Ce qui marche, ce sont ses voitures. Et particulièrement celle de son pilote numéro 1, Romain Grosjean, qui a terminé trois fois dans les dix premiers, dont une cinquième place à Bahreïn.

Pour une écurie faisant ses débuts en F1, c'est presque inespéré. « À Melbourne, nous avons fait des débuts exceptionnels, nous avons eu la chance du débutant, considère Haas. Nous avons eu ensuite des problèmes de fiabilité avec quelques pièces impliquant le moteur et quelques problèmes, mais l'équipe travaille bien. Il y a tout un processus d'apprentissage. [...] Je dois dire que l'on a été un peu chanceux. Il y a beaucoup de choses auxquelles nous n'avions jamais touché avant. Des choses étaient prévues mais on a fait de l'expérimentation. On a ajusté, réparé. On a eu beaucoup de difficulté, par exemple avec la température des pneus. C'est un défi de maintenir la température des pneus et la bonne pression. »
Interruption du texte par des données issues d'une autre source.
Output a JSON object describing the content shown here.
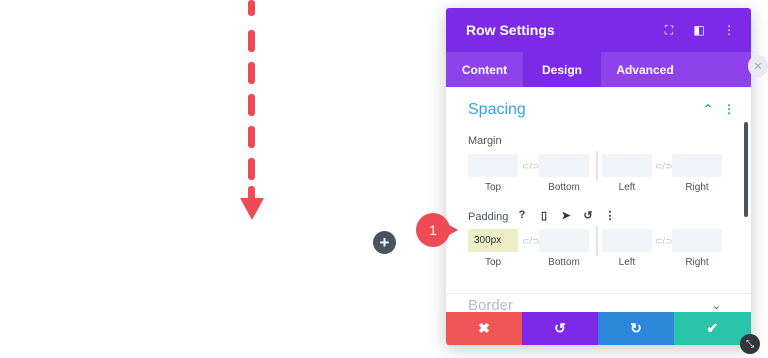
{
  "modal": {
    "title": "Row Settings",
    "header_icons": [
      "⛶",
      "◧",
      "⋮"
    ],
    "tabs": [
      {
        "label": "Content",
        "active": false
      },
      {
        "label": "Design",
        "active": true
      },
      {
        "label": "Advanced",
        "active": false
      }
    ]
  },
  "spacing": {
    "title": "Spacing",
    "collapse_glyph": "⌃",
    "menu_glyph": "⋮",
    "margin": {
      "label": "Margin",
      "top": {
        "label": "Top",
        "value": ""
      },
      "bottom": {
        "label": "Bottom",
        "value": ""
      },
      "left": {
        "label": "Left",
        "value": ""
      },
      "right": {
        "label": "Right",
        "value": ""
      }
    },
    "padding": {
      "label": "Padding",
      "icons": [
        "?",
        "▯",
        "➤",
        "↺",
        "⋮"
      ],
      "top": {
        "label": "Top",
        "value": "300px"
      },
      "bottom": {
        "label": "Bottom",
        "value": ""
      },
      "left": {
        "label": "Left",
        "value": ""
      },
      "right": {
        "label": "Right",
        "value": ""
      }
    },
    "link_glyph": "⊂/⊃"
  },
  "border": {
    "title": "Border",
    "chevron": "⌄"
  },
  "footer": {
    "discard": "✖",
    "undo": "↺",
    "redo": "↻",
    "save": "✔"
  },
  "canvas": {
    "add_row": "+",
    "callout_number": "1",
    "side_tab_glyph": "✕",
    "resize_glyph": "⤡"
  },
  "colors": {
    "accent_purple": "#7d2ae8",
    "tab_purple": "#8f42ec",
    "spacing_blue": "#2ea3f2",
    "discard_red": "#ef5555",
    "redo_blue": "#2b87da",
    "save_green": "#29c4a9",
    "arrow_red": "#ef4b55"
  }
}
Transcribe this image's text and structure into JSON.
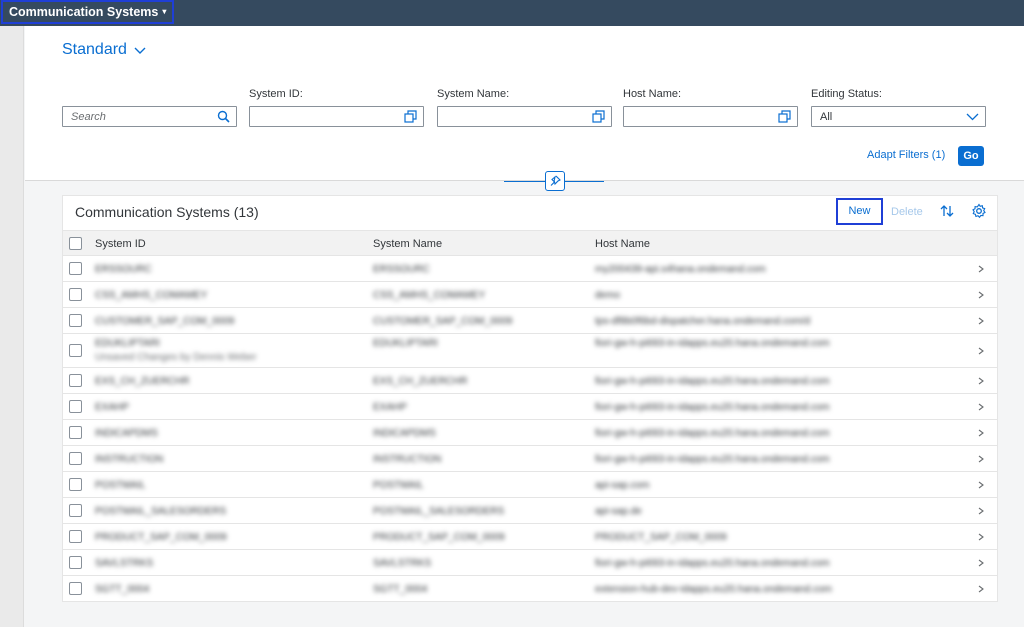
{
  "shell": {
    "app_title": "Communication Systems",
    "caret": "▾"
  },
  "variant": {
    "label": "Standard"
  },
  "filters": {
    "search": {
      "placeholder": "Search"
    },
    "system_id": {
      "label": "System ID:",
      "value": ""
    },
    "system_name": {
      "label": "System Name:",
      "value": ""
    },
    "host_name": {
      "label": "Host Name:",
      "value": ""
    },
    "editing_status": {
      "label": "Editing Status:",
      "value": "All"
    }
  },
  "filter_bar": {
    "adapt_filters": "Adapt Filters (1)",
    "go": "Go"
  },
  "table": {
    "title": "Communication Systems (13)",
    "actions": {
      "new": "New",
      "delete": "Delete"
    },
    "columns": {
      "system_id": "System ID",
      "system_name": "System Name",
      "host_name": "Host Name"
    },
    "rows": [
      {
        "id": "ERSSOURC",
        "name": "ERSSOURC",
        "host": "my200439-api.s4hana.ondemand.com",
        "sub": ""
      },
      {
        "id": "CSS_AMHS_COMAMEY",
        "name": "CSS_AMHS_COMAMEY",
        "host": "demo",
        "sub": ""
      },
      {
        "id": "CUSTOMER_SAP_COM_0009",
        "name": "CUSTOMER_SAP_COM_0009",
        "host": "tps-df8b0f6bd-dispatcher.hana.ondemand.com/d",
        "sub": ""
      },
      {
        "id": "EDUKLIPTARI",
        "name": "EDUKLIPTARI",
        "host": "fiori-gw-h-pi693-in-idapps.eu20.hana.ondemand.com",
        "sub": "Unsaved Changes by Dennis Weber"
      },
      {
        "id": "EXS_CH_ZUERCHR",
        "name": "EXS_CH_ZUERCHR",
        "host": "fiori-gw-h-pi693-in-idapps.eu20.hana.ondemand.com",
        "sub": ""
      },
      {
        "id": "EXAHP",
        "name": "EXAHP",
        "host": "fiori-gw-h-pi693-in-idapps.eu20.hana.ondemand.com",
        "sub": ""
      },
      {
        "id": "INDICAPDMS",
        "name": "INDICAPDMS",
        "host": "fiori-gw-h-pi693-in-idapps.eu20.hana.ondemand.com",
        "sub": ""
      },
      {
        "id": "INSTRUCTION",
        "name": "INSTRUCTION",
        "host": "fiori-gw-h-pi693-in-idapps.eu20.hana.ondemand.com",
        "sub": ""
      },
      {
        "id": "POSTMAIL",
        "name": "POSTMAIL",
        "host": "api-sap.com",
        "sub": ""
      },
      {
        "id": "POSTMAIL_SALESORDERS",
        "name": "POSTMAIL_SALESORDERS",
        "host": "api-sap.de",
        "sub": ""
      },
      {
        "id": "PRODUCT_SAP_COM_0009",
        "name": "PRODUCT_SAP_COM_0009",
        "host": "PRODUCT_SAP_COM_0009",
        "sub": ""
      },
      {
        "id": "SAVLSTRKS",
        "name": "SAVLSTRKS",
        "host": "fiori-gw-h-pi693-in-idapps.eu20.hana.ondemand.com",
        "sub": ""
      },
      {
        "id": "SGTT_0004",
        "name": "SGTT_0004",
        "host": "extension-hub-dev-idapps.eu20.hana.ondemand.com",
        "sub": ""
      }
    ]
  },
  "colors": {
    "shell": "#354a5f",
    "accent": "#0a6ed1",
    "highlight_border": "#1f3fd6"
  }
}
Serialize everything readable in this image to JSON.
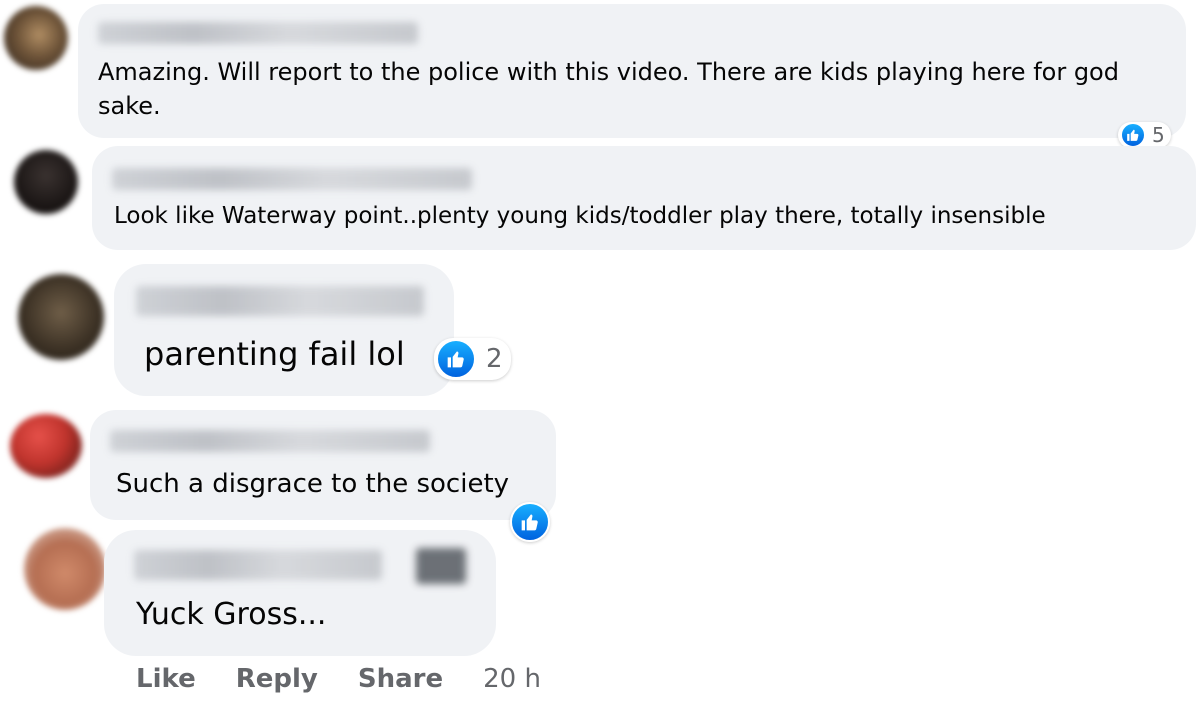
{
  "comments": [
    {
      "text": "Amazing. Will report to the police with this video. There are kids playing here for god\nsake.",
      "reaction_count": "5"
    },
    {
      "text": "Look like Waterway point..plenty young kids/toddler play there, totally insensible"
    },
    {
      "text": "parenting fail lol",
      "reaction_count": "2"
    },
    {
      "text": "Such a disgrace to the society"
    },
    {
      "text": "Yuck Gross..."
    }
  ],
  "actions": {
    "like": "Like",
    "reply": "Reply",
    "share": "Share",
    "time": "20 h"
  },
  "colors": {
    "bubble": "#f0f2f5",
    "like_blue": "#1877f2",
    "secondary_text": "#65676b"
  },
  "icons": {
    "reaction": "thumbs-up-icon"
  }
}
Romain Grosjean de l'écurie Haas F1, lors de la journée portes ouvertes au circuit Gilles-Villeneuve. Photo : Bernard Brault, La Presse

Gene Haas apprend et découvre...

Gene Haas ne cesse de répéter qu'il écoute et qu'il apprend de la F1. « C'est un cirque [sourire], mais c'est un défi de gérer l'équipe, d'impliquer tout le monde.
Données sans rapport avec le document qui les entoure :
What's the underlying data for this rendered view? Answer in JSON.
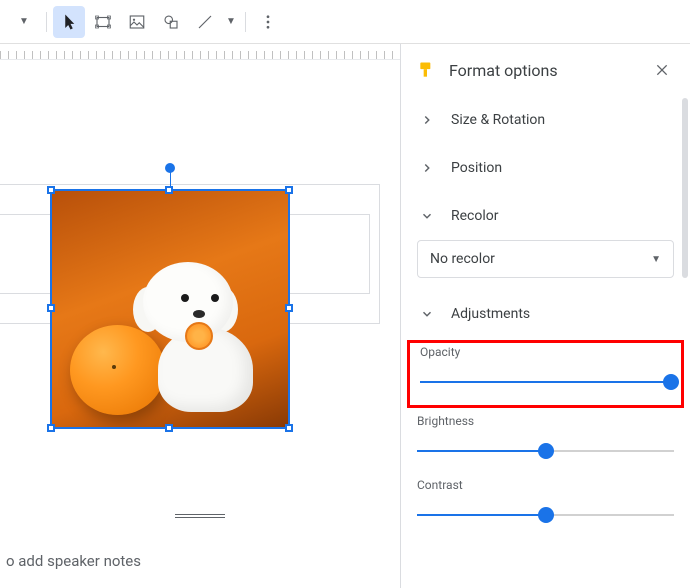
{
  "sidebar": {
    "title": "Format options",
    "sections": {
      "size_rotation": "Size & Rotation",
      "position": "Position",
      "recolor": "Recolor",
      "adjustments": "Adjustments"
    },
    "recolor_select": "No recolor",
    "adjustments": {
      "opacity": {
        "label": "Opacity",
        "value": 100
      },
      "brightness": {
        "label": "Brightness",
        "value": 50
      },
      "contrast": {
        "label": "Contrast",
        "value": 50
      }
    }
  },
  "notes": {
    "placeholder": "o add speaker notes"
  },
  "colors": {
    "accent": "#1a73e8",
    "highlight": "#ff0000"
  }
}
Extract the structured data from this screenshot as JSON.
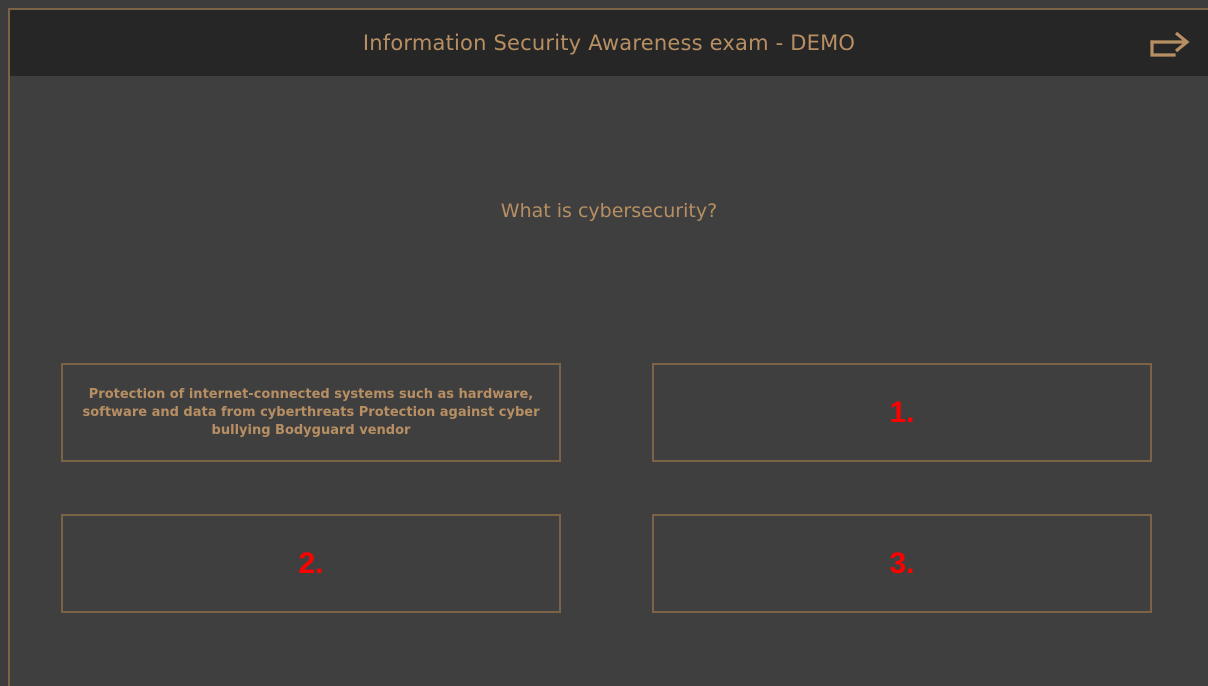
{
  "header": {
    "title": "Information Security Awareness exam - DEMO",
    "exit_icon": "exit-arrow-icon"
  },
  "question": {
    "text": "What is cybersecurity?"
  },
  "answers": [
    {
      "label": "Protection of internet-connected systems such as hardware, software and data from cyberthreats Protection against cyber bullying Bodyguard vendor"
    },
    {
      "label": "1."
    },
    {
      "label": "2."
    },
    {
      "label": "3."
    }
  ],
  "colors": {
    "accent": "#b78f63",
    "border": "#7a6347",
    "header_bg": "#262626",
    "body_bg": "#3f3f3f",
    "number_red": "#ff0000"
  }
}
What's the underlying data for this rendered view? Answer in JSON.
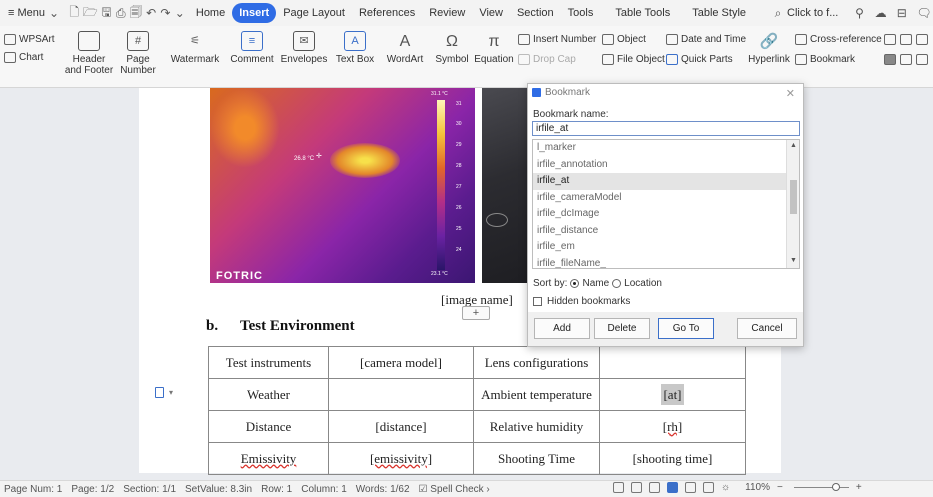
{
  "menubar": {
    "menu_label": "≡ Menu",
    "tabs": [
      "Home",
      "Insert",
      "Page Layout",
      "References",
      "Review",
      "View",
      "Section",
      "Tools",
      "Table Tools",
      "Table Style"
    ],
    "active_tab": "Insert",
    "search_placeholder": "Click to f..."
  },
  "ribbon": {
    "wpsart": "WPSArt",
    "chart": "Chart",
    "header_footer": "Header and Footer",
    "page_number": "Page Number",
    "watermark": "Watermark",
    "comment": "Comment",
    "envelopes": "Envelopes",
    "text_box": "Text Box",
    "wordart": "WordArt",
    "symbol": "Symbol",
    "equation": "Equation",
    "insert_number": "Insert Number",
    "drop_cap": "Drop Cap",
    "object": "Object",
    "file_object": "File Object",
    "date_time": "Date and Time",
    "quick_parts": "Quick Parts",
    "hyperlink": "Hyperlink",
    "cross_reference": "Cross-reference",
    "bookmark": "Bookmark"
  },
  "document": {
    "thermal_brand": "FOTRIC",
    "thermal_max": "31.1 °C",
    "thermal_min": "23.1 °C",
    "thermal_spot": "26.8 °C",
    "scale_ticks": [
      "31",
      "30",
      "29",
      "28",
      "27",
      "26",
      "25",
      "24"
    ],
    "image_name": "[image name]",
    "section_label": "b.",
    "section_title": "Test Environment",
    "table": [
      [
        "Test instruments",
        "[camera model]",
        "Lens configurations",
        ""
      ],
      [
        "Weather",
        "",
        "Ambient temperature",
        "[at]"
      ],
      [
        "Distance",
        "[distance]",
        "Relative humidity",
        "[rh]"
      ],
      [
        "Emissivity",
        "[emissivity]",
        "Shooting Time",
        "[shooting time]"
      ]
    ]
  },
  "dialog": {
    "title": "Bookmark",
    "name_label": "Bookmark name:",
    "name_value": "irfile_at",
    "items": [
      "l_marker",
      "irfile_annotation",
      "irfile_at",
      "irfile_cameraModel",
      "irfile_dcImage",
      "irfile_distance",
      "irfile_em",
      "irfile_fileName_"
    ],
    "selected_index": 2,
    "sort_label": "Sort by:",
    "sort_name": "Name",
    "sort_location": "Location",
    "hidden_label": "Hidden bookmarks",
    "add": "Add",
    "delete": "Delete",
    "goto": "Go To",
    "cancel": "Cancel"
  },
  "statusbar": {
    "page_num": "Page Num: 1",
    "page": "Page: 1/2",
    "section": "Section: 1/1",
    "setvalue": "SetValue: 8.3in",
    "row": "Row: 1",
    "column": "Column: 1",
    "words": "Words: 1/62",
    "spell": "Spell Check",
    "zoom": "110%"
  }
}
La réalité de la F1 est difficile. Vous devez vraiment vous battre pour n'importe quelle position. Juste pour passer de la 12e à la 11e place, la stratégie est phénoménale. » L'ingénieur de formation s'extasie même devant ce qu'il découvre : « La F1 est un sport incroyablement technique. En NASCAR, vous passez beaucoup moins de temps sur des aspects techniques et d'ingénierie. Je pense que les F1 sont plus rapides qu'elles ne l'étaient il y a deux ans. Vous avez l'évolution et vous avez la révolution. Ces voitures vont évoluer et connaître une révolution. C'est une période formidable en matière d'ingénierie avec tous ces changements à venir. »
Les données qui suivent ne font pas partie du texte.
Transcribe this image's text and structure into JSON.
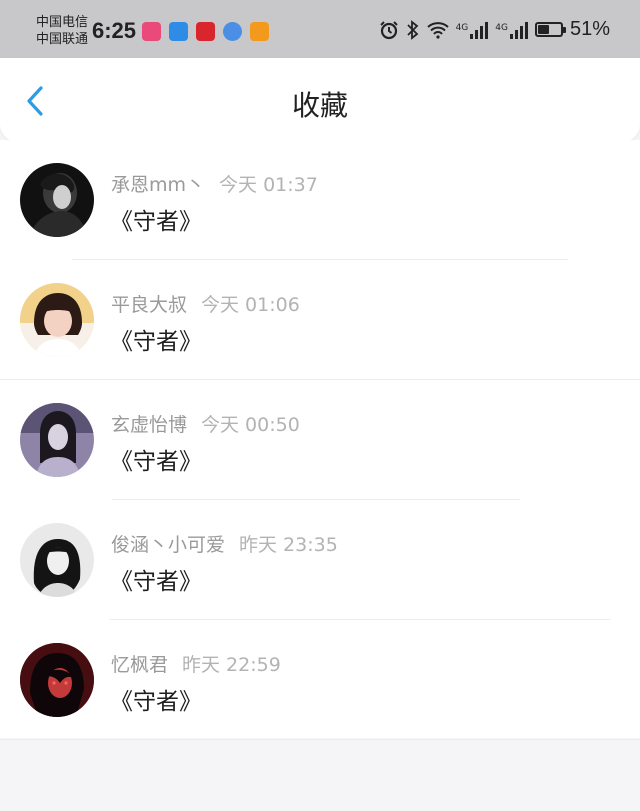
{
  "status_bar": {
    "carrier1": "中国电信",
    "carrier2": "中国联通",
    "time": "6:25",
    "net1": "4G",
    "net2": "4G",
    "battery_percent": "51%",
    "battery_level": 0.51,
    "app_icon_colors": [
      "#e94a7a",
      "#2e8be6",
      "#d9262d",
      "#4a8ee6",
      "#f39a1e"
    ]
  },
  "header": {
    "title": "收藏",
    "accent_color": "#2e9be6"
  },
  "favorites": [
    {
      "user": "承恩mm丶",
      "time": "今天 01:37",
      "content": "《守者》"
    },
    {
      "user": "平良大叔",
      "time": "今天 01:06",
      "content": "《守者》"
    },
    {
      "user": "玄虚怡博",
      "time": "今天 00:50",
      "content": "《守者》"
    },
    {
      "user": "俊涵丶小可爱",
      "time": "昨天 23:35",
      "content": "《守者》"
    },
    {
      "user": "忆枫君",
      "time": "昨天 22:59",
      "content": "《守者》"
    }
  ]
}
L'Américain Gene Haas, propriétaire fondateur de l'écurie de F1 Haas F1 lancée en 2016.

... et il compare

Son écurie ayant remporté deux titres en NASCAR série Sprint en 14 ans d'existence, l'Américain sait de quoi il parle en matière de sport automobile. Et le jeu des comparaisons est inévitable : « Il y a effectivement beaucoup de règlements en F1, mais vous avez en même temps des domaines dans lesquels vous avez beaucoup de liberté. En NASCAR, tout est typiquement bien régulé aussi. [...] En F1, ils réglementent très attentivement la pression des pneus, par exemple, ils régulent la température du carburant. En F1, il y a des millions de choses qu'ils vérifient tout le temps qu'on ne fait pas en NASCAR. Et en même temps, le NASCAR a peut-être plus de régulations sur le groupe propulseur. Pour moi, tout cela revient au même, dans différents domaines. »

L'autre défi

Gene Haas et son écurie devront surmonter plusieurs écueils. Confirmer l'embellie du début de saison d'une part - et les derniers résultats prouvent que l'équipe est en train de rentrer dans le rang. Et séduire son propre public. Lorsqu'il s'est fait demander en Espagne si son équipe est suivie au pays de l'Oncle Sam, favorisée qu'elle est par ses bons résultats, le propriétaire a esquivé : « Il commence à y avoir des Américains qui connaissent bien la F1. Mais j'étais surpris à Barcelone de voir l'enthousiasme des Européens pour une équipe américaine. »

Gene Haas est un industriel qui concilie les affaires et le sport, comme le résume Romain Grosjean. « Gene connaît bien le sport automobile. Il est là parce qu'il est fan de F1, qu'il aime ça, et parce que c'est un bon moyen de faire connaître la marque Haas Automation en Europe. »

Gene Haas en bref

• Américain, âgé de 63 ans.

• Fondateur de Haas Automation, en 1983, spécialisée dans l'outillage d'usines.

• Fondateur de l'écurie de NASCAR série Sprint Haas CNC Racing, en 2002.

• Associée au pilote Tony Stewart, Haas CNC devient Stewart-Haas Racing (SHR) en 2009.

• SHR remporte deux titres en série Sprint, en 2011 et 2014.